The overall analysis indicates that the decline in ROA during 2024 was the result of a simultaneous compression in both operating margins and interest coverage. The subsequent recovery in ROA was supported by a tripartite improvement: the restoration of EBIT margins, a reduction in the relative burden of interest expenses, and a steady increase in asset turnover.
Disaggregation of Net Profit Margin
Based on: 10-Q (reporting date: 2026-03-31), 10-K (reporting date: 2025-12-31), 10-Q (reporting date: 2025-09-30), 10-Q (reporting date: 2025-06-30), 10-Q (reporting date: 2025-03-31), 10-K (reporting date: 2024-12-31), 10-Q (reporting date: 2024-09-30), 10-Q (reporting date: 2024-06-30), 10-Q (reporting date: 2024-03-31), 10-K (reporting date: 2023-12-31), 10-Q (reporting date: 2023-09-30), 10-Q (reporting date: 2023-06-30), 10-Q (reporting date: 2023-03-31), 10-K (reporting date: 2022-12-31), 10-Q (reporting date: 2022-09-30), 10-Q (reporting date: 2022-06-30), 10-Q (reporting date: 2022-03-31).

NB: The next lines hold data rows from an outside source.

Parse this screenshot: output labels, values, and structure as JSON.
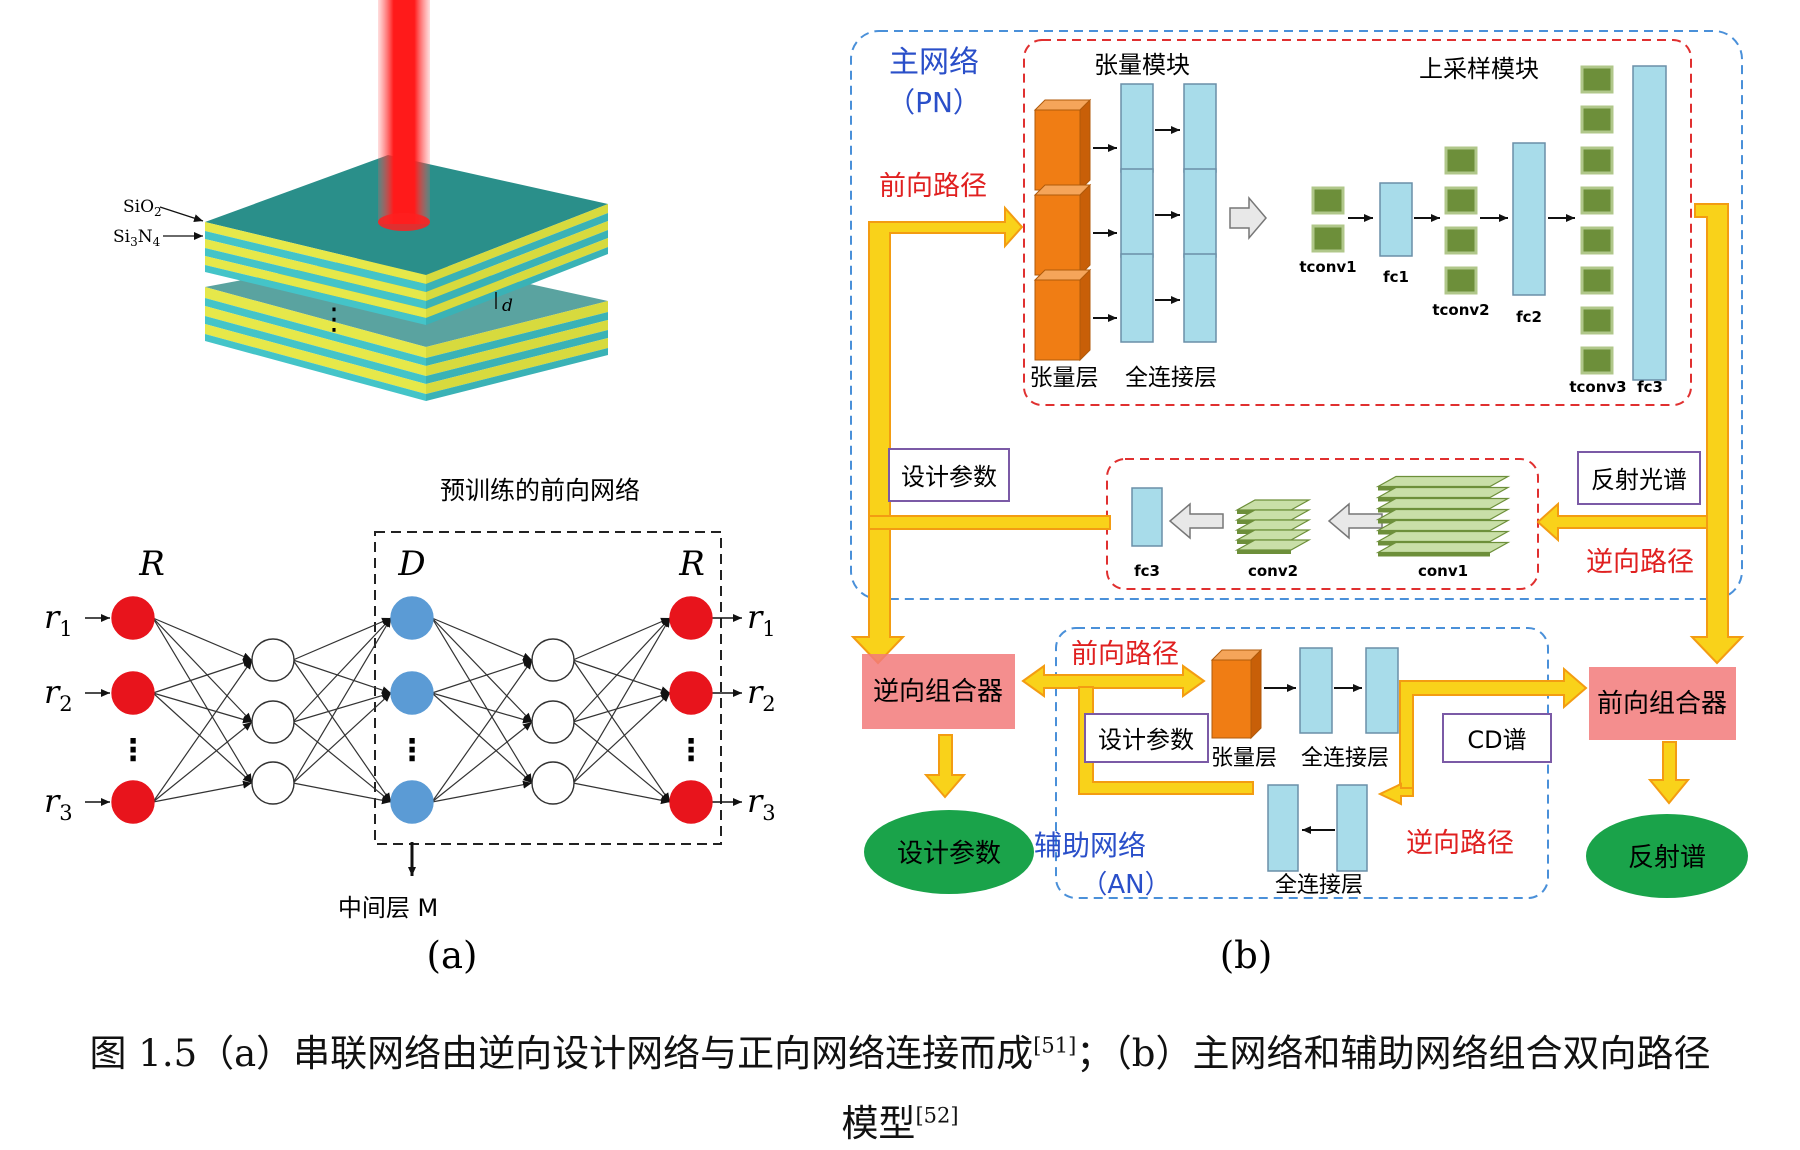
{
  "panel_a": {
    "layer_label_1": "SiO",
    "layer_label_1_sub": "2",
    "layer_label_2": "Si",
    "layer_label_2_sub1": "3",
    "layer_label_2_mid": "N",
    "layer_label_2_sub2": "4",
    "thickness_label": "d",
    "vdots": "⋮",
    "pretrained_title": "预训练的前向网络",
    "left_symbol": "R",
    "mid_symbol": "D",
    "right_symbol": "R",
    "inputs": [
      {
        "letter": "r",
        "sub": "1"
      },
      {
        "letter": "r",
        "sub": "2"
      },
      {
        "letter": "r",
        "sub": "3"
      }
    ],
    "outputs": [
      {
        "letter": "r",
        "sub": "1"
      },
      {
        "letter": "r",
        "sub": "2"
      },
      {
        "letter": "r",
        "sub": "3"
      }
    ],
    "middle_layer_label": "中间层 M",
    "panel_label": "(a)"
  },
  "panel_b": {
    "primary_net_label": "主网络",
    "primary_net_abbr": "（PN）",
    "tensor_module_label": "张量模块",
    "upsampling_module_label": "上采样模块",
    "forward_path_label": "前向路径",
    "tensor_layer_label": "张量层",
    "fc_layer_label": "全连接层",
    "tconv1": "tconv1",
    "fc1": "fc1",
    "tconv2": "tconv2",
    "fc2": "fc2",
    "tconv3": "tconv3",
    "fc3": "fc3",
    "design_params_label": "设计参数",
    "reflection_spectrum_label": "反射光谱",
    "reverse_path_label": "逆向路径",
    "conv1": "conv1",
    "conv2": "conv2",
    "inverse_combiner": "逆向组合器",
    "forward_combiner": "前向组合器",
    "aux_forward_path_label": "前向路径",
    "aux_design_params_label": "设计参数",
    "aux_tensor_layer_label": "张量层",
    "aux_fc_layer_label": "全连接层",
    "cd_spectrum_label": "CD谱",
    "aux_net_label": "辅助网络",
    "aux_net_abbr": "（AN）",
    "aux_reverse_path_label": "逆向路径",
    "aux_fc_layer_label_2": "全连接层",
    "output_design_params": "设计参数",
    "output_reflection": "反射谱",
    "panel_label": "(b)"
  },
  "caption": {
    "line1_prefix": "图 1.5（a）串联网络由逆向设计网络与正向网络连接而成",
    "ref1": "[51]",
    "line1_suffix": "；（b）主网络和辅助网络组合双向路径",
    "line2_prefix": "模型",
    "ref2": "[52]"
  },
  "colors": {
    "red_node": "#e8141c",
    "blue_node": "#5b9bd5",
    "orange_block": "#f07d14",
    "fc_block": "#a8dcea",
    "tconv_block": "#6d8f3a",
    "yellow_path": "#f9d21a",
    "dashed_blue": "#4a90d9",
    "dashed_red": "#e03030",
    "combiner": "#f27a7a",
    "green_ellipse": "#1aa34a",
    "blue_text": "#2a4fc9",
    "red_text": "#e02020"
  }
}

The net profit margin exhibited significant volatility over the observed period, characterized by an initial phase of expansion, a sharp contraction in early 2024, and a subsequent steady recovery through early 2026.
- EBIT Margin
- Operating profitability demonstrated a strong upward trend from March 2022, reaching a peak of 44.53% in June 2023. This was followed by a severe decline in the first half of 2024, where the margin fell to a low of 22.81% by June 2024. Following this trough, a consistent recovery pattern emerged, with the margin improving to 33.18% by March 2026.
- Interest Burden
- The interest burden remained stable between 0.84 and 0.86 until March 2023, after which a downward trend commenced. A significant deterioration occurred between December 2023 and June 2024, with the ratio dropping from 0.73 to 0.52, signaling a substantial increase in the relative impact of interest expenses on earnings. From July 2024 onward, the ratio recovered progressively, returning to 0.77 by March 2026.
- Tax Burden
- The tax burden remained the most consistent variable throughout the period, fluctuating marginally between a high of 0.90 and a low of 0.85. The absence of a strong directional trend suggests that the company's effective tax rate remained relatively stable and did not significantly contribute to the volatility of the net profit margin.
The collapse of the net profit margin in the first half of 2024, where it reached a low of 10.60%, was driven by a concurrent decline in both operating efficiency and interest coverage. The subsequent recovery of the net profit margin to 21.98% by March 2026 is directly attributable to the synchronized improvement in EBIT margins and the reduction of the interest burden's impact on profitability.